Por uma cristologia poética

Quem é Jesus Cristo? Esta é a pergunta chave em nossos dias. Não perguntamos quem foi o Jesus do passado, mas o impacto que as narrativas de Jesus de Nazaré têm sobre nós hoje. Perguntamos por Cristo de um ponto de partida poético: quais as novas possibilidades de beleza ele cria?

Nos evangelhos, vemos Jesus como um ser humano totalmente aberto ao divino. Como diz Leonardo Boff, “humano assim só podia ser Deus mesmo”. Esse Jesus Cristo, totalmente humano e totalmente divino, subverte toda a lógica humana. Diz que o maior é o menor, que o pouco vale mais que o muito, e abre mão de toda sua glória e poder para ser fraco e desprezado.

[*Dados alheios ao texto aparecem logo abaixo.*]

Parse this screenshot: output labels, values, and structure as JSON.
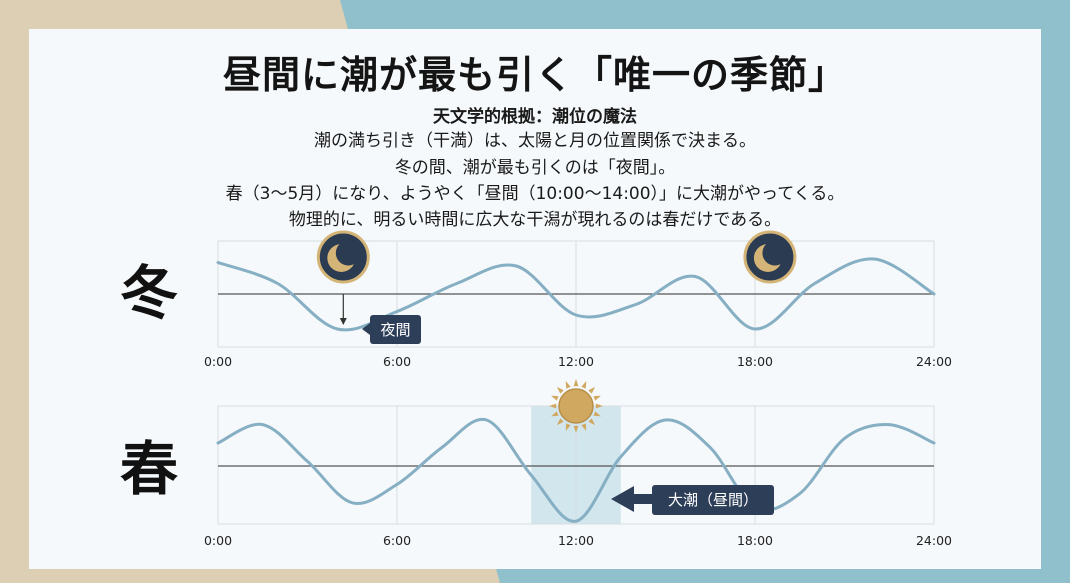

Essa história destrói os mitos elitistas. Ela ensina que a beleza não está reservada à “alta cultura”. O mistério da encarnação aponta para a ideia de que a beleza — o divino — inunda o comum.

A antiga divisão entre o sagrado e o profano é derrubada. Deus habita seres humanos — inclusive e principalmente os oprimidos — e os move com seu Vento a uma Nova Realidade de beleza, paz e justiça.

Quando um ser humano se abre ao sopro divino que o habita, sua vida se transforma. Ele se torna pacífico, amável e sensível. Imita o Cristo, abrindo mão de tudo que tem em defesa daqueles que sofrem.

Porém, o poder religioso não aprova a leveza poética do Espírito. Pois ser tomado pelo Vento Divino leva as pessoas a um novo jeito de viver, quebrando muitas vezes as normas eclesiásticas.

A encarnação, portanto, não se resume ao passado. As escrituras cristãs dizem que o Cristo existe desde o princípio e que ele está presente nas pessoas e no próprio universo. Cristo não é uma figura do passado, é transhistórico e Cósmico. Ele nos chama à segui-lo, a sermos leves para que seu vento los leve.